I wrote a similar explanation with some more details here: Please explain the intuition behind the dual problem in optimization.


Suppose $f: \mathbb{R}^n \to \mathbb{R}$, then the conjugate function is: $$f^*(\mathbf{y}) \triangleq \sup_{x\in \text{dom} f} [\mathbf{y}^ \mathsf{T}\mathbf{x}-f(\mathbf{x})],$$ where: $\text{dom}f^* = \{\textbf{y}|f^*(\mathbf{y})<+\infty\}$. Then, it is clear from the definition that it is a function bounded above.

Some notions and descriptions about the conjugate function:

  1. Even if $f(x)$ is a non-convex function, then the conjugate function $f^*(\mathbf{y})$ is guaranteed to be a convex function in $\mathbf{y}$. [Notice: The conjugate function is the pointwise supremum of a set of affine functions in $\mathbf{y}$ (here, convexity aspect of affine function matters) , so, it is convex.]

  2. As an interpretation, it somehow represents (encodes) the convex hull of the epigraph of $f$ in terms of its supporting hyperplanes (The concept behind this is depicted in figure below.).enter image description here

  3. There is an alternative way to obtain the (Lagrange) dual function of the primal problem by using conjugate function.

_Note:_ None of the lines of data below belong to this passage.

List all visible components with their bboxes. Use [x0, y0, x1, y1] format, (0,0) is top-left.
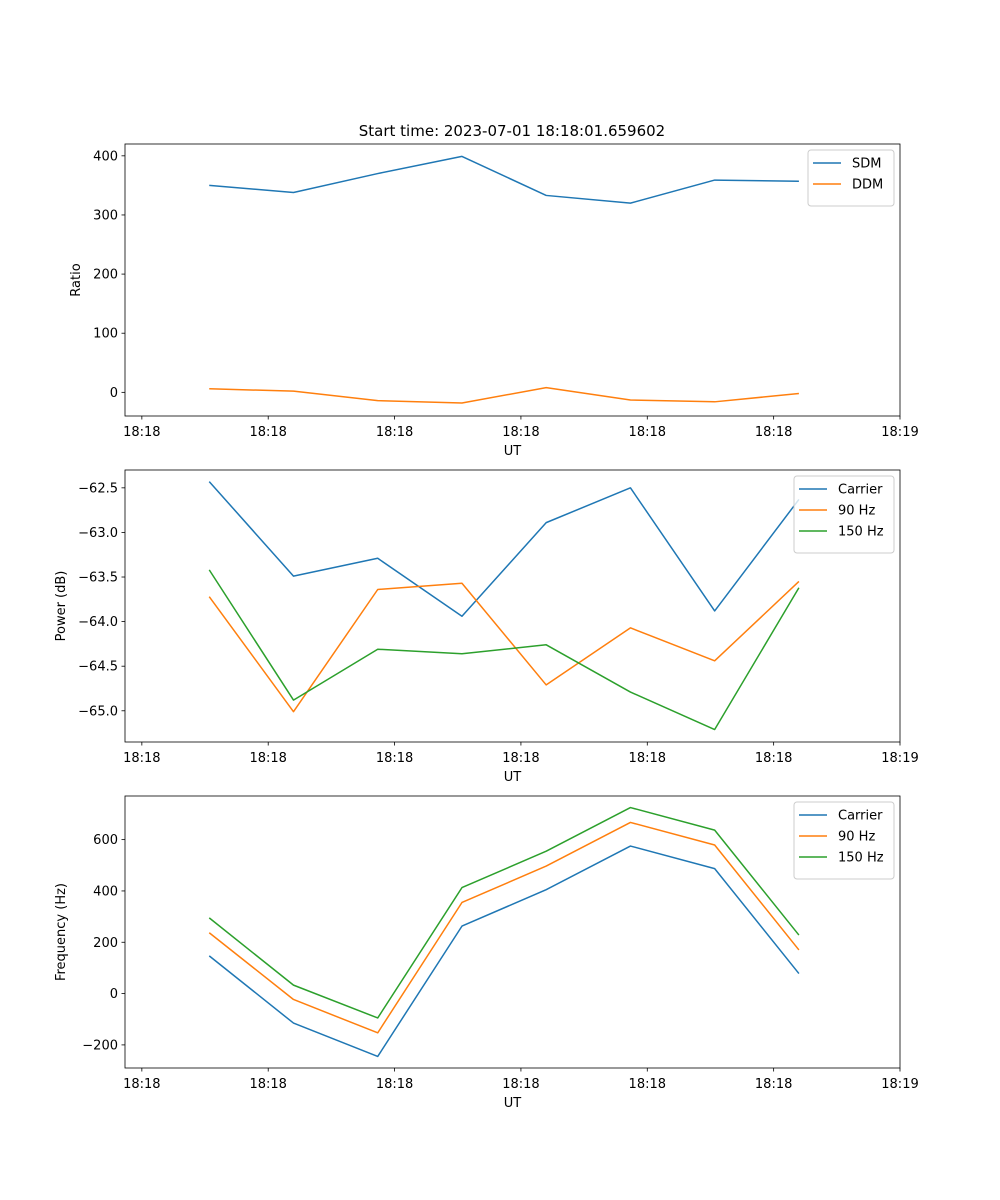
ratio-series-sdm — [209, 155, 799, 204]
frequency-axes-frame — [124, 795, 901, 1069]
ratio-axes-frame — [124, 143, 901, 417]
frequency-x-tick-label: 18:18 — [249, 1077, 286, 1092]
frequency-legend-label: 90 Hz — [838, 830, 875, 845]
ratio-x-tick-label: 18:18 — [123, 425, 160, 440]
frequency-x-tick-label: 18:18 — [502, 1077, 539, 1092]
power-y-axis-label: Power (dB) — [54, 571, 69, 642]
ratio-y-tick-label: 0 — [110, 386, 118, 401]
ratio-legend-label: SDM — [852, 157, 881, 172]
power-x-tick-label: 18:18 — [629, 751, 666, 766]
ratio-y-tick-label: 300 — [93, 208, 118, 223]
power-x-tick-label: 18:19 — [881, 751, 918, 766]
frequency-x-tick-label: 18:19 — [881, 1077, 918, 1092]
frequency-legend-label: 150 Hz — [838, 851, 884, 866]
figure-title: Start time: 2023-07-01 18:18:01.659602 — [359, 122, 665, 140]
frequency-y-tick-label: 0 — [110, 987, 118, 1002]
ratio-y-axis-label: Ratio — [69, 263, 84, 296]
power-x-tick-label: 18:18 — [376, 751, 413, 766]
ratio-y-tick-label: 100 — [93, 327, 118, 342]
frequency-legend-box — [793, 801, 895, 880]
power-x-tick-label: 18:18 — [123, 751, 160, 766]
frequency-series-150-hz — [208, 806, 800, 1019]
power-y-tick-label: −63.5 — [78, 571, 118, 586]
frequency-series-90-hz — [208, 821, 800, 1034]
frequency-x-tick-label: 18:18 — [123, 1077, 160, 1092]
power-y-tick-label: −63.0 — [78, 526, 118, 541]
power-y-tick-label: −65.0 — [78, 704, 118, 719]
frequency-y-tick-label: 400 — [93, 884, 118, 899]
power-panel: −65.0 −64.5 −64.0 −63.5 −63.0 −62.5 18:18 18:18… — [54, 469, 919, 785]
ratio-series-ddm — [209, 386, 799, 404]
power-axes-frame — [124, 469, 901, 743]
frequency-x-tick-label: 18:18 — [629, 1077, 666, 1092]
ratio-x-tick-label: 18:19 — [881, 425, 918, 440]
ratio-x-tick-label: 18:18 — [249, 425, 286, 440]
frequency-x-axis-label: UT — [504, 1096, 522, 1111]
ratio-x-tick-label: 18:18 — [376, 425, 413, 440]
power-series-carrier — [208, 481, 800, 618]
power-legend-box — [793, 475, 895, 554]
ratio-y-tick-label: 200 — [93, 268, 118, 283]
power-legend-label: Carrier — [838, 483, 883, 498]
power-x-tick-label: 18:18 — [502, 751, 539, 766]
power-series-150-hz — [208, 569, 800, 731]
power-y-tick-label: −62.5 — [78, 481, 118, 496]
power-y-tick-label: −64.0 — [78, 615, 118, 630]
power-series-90-hz — [208, 580, 800, 713]
ratio-y-tick-label: 400 — [93, 149, 118, 164]
ratio-x-tick-label: 18:18 — [502, 425, 539, 440]
frequency-y-tick-label: 200 — [93, 936, 118, 951]
frequency-legend-label: Carrier — [838, 809, 883, 824]
ratio-x-tick-label: 18:18 — [629, 425, 666, 440]
ratio-legend-box — [807, 149, 895, 207]
ratio-panel: 0 100 200 300 400 18:18 18:18 18:18 18:18 18:18 18… — [69, 143, 919, 459]
frequency-series-carrier — [208, 845, 800, 1058]
frequency-panel: −200 0 200 400 600 18:18 18:18 18:18 18:18 18:18 1… — [54, 795, 919, 1111]
power-legend-label: 90 Hz — [838, 504, 875, 519]
frequency-x-tick-label: 18:18 — [755, 1077, 792, 1092]
frequency-legend: Carrier 90 Hz 150 Hz — [793, 801, 895, 880]
ratio-x-axis-label: UT — [504, 444, 522, 459]
frequency-y-tick-label: −200 — [82, 1038, 118, 1053]
ratio-legend: SDM DDM — [807, 149, 895, 207]
ratio-legend-label: DDM — [852, 178, 883, 193]
frequency-x-tick-label: 18:18 — [376, 1077, 413, 1092]
power-x-tick-label: 18:18 — [755, 751, 792, 766]
frequency-y-tick-label: 600 — [93, 833, 118, 848]
power-x-axis-label: UT — [504, 770, 522, 785]
frequency-y-axis-label: Frequency (Hz) — [54, 883, 69, 981]
power-legend: Carrier 90 Hz 150 Hz — [793, 475, 895, 554]
power-x-tick-label: 18:18 — [249, 751, 286, 766]
power-y-tick-label: −64.5 — [78, 660, 118, 675]
ratio-x-tick-label: 18:18 — [755, 425, 792, 440]
power-legend-label: 150 Hz — [838, 525, 884, 540]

  4. If the function $f$ is closed and convex, then $f^{**} = f$ (conjugate of conjugate is function itself);

    Proof:
    Suppose $f$ is differentiable, then the conjugate function, which is the max $\mathbf{y}^\mathsf{T}\mathbf{x}$ and the function $f$ over its domain can be obtained as,

    $$\nabla_{\textbf{x}}[\mathbf{y}^\mathsf{T}\mathbf{x}-f(\mathbf{x})] = \mathbf{0}_n \implies \mathbf{y} = \nabla_{\mathbf{x}} f(\mathbf{x}^{\star}).$$ Also, by assuming the $f$ as convex function, the second order condition is satisfied and we have

    $$f^*(\mathbf{y}) = \nabla_{\mathbf{x}}f(\mathbf{x}^\star)^\mathsf{T} \mathbf{x}-f(\mathbf{x}^\star).$$ Then by using thses results we have,

    \begin{eqnarray} f^{**}(\mathbf{x}) &=& \sup_{\mathbf{y} \in \text{dom} f^*} [\mathbf{x}^\mathsf{T}\mathbf{y}-f^*(\mathbf{y})]\\ &=& \sup_{\mathbf{x}_{0} \in \text{dom} f} [\mathbf{\mathbf{x}}^\mathsf{T}\nabla f(\mathbf{x}_{0}) -\nabla f(\mathbf{x}_{0})^T\mathbf{x}_{0} +f(\mathbf{\mathbf{x}_{0}})]\\ &=& \sup_{\mathbf{x}_{0} \in \text{dom} f} [f(\mathbf{\mathbf{x}_{0}})+\nabla f(\mathbf{x}_{0})^\mathsf{T}(\mathbf{x}-\mathbf{x}_{0})] \\ &=& f(x), \end{eqnarray}

    where the last equality refers to the first order condition for a convex function as:

    $$f(\mathbf{y}) \geq f(\mathbf{x})+\nabla f(\mathbf{x})^\mathsf{T}(\mathbf{y}-\mathbf{x}) \quad \text{for all } \mathbf{x}, \mathbf{y} \in \text{dom}f.$$

  5. Let $g_{f}$ be the convex envelope of $f$. If $f$ is a lower semi-continuous function and its domain is compact (i.e., closed and bounded), then $f^{**} = g_{f}$ [4].


References for more info.:

  1. Convex Optimization for Signal Processing and Communications, by Chong-Yung Chi.
  2. Convex Optimization by Stephen Boyd.
  3. Convex analysis and optimization, by D. P. Bertsekas.
  4. Lagrange multipliers and nonconvex programs, by J. Falk.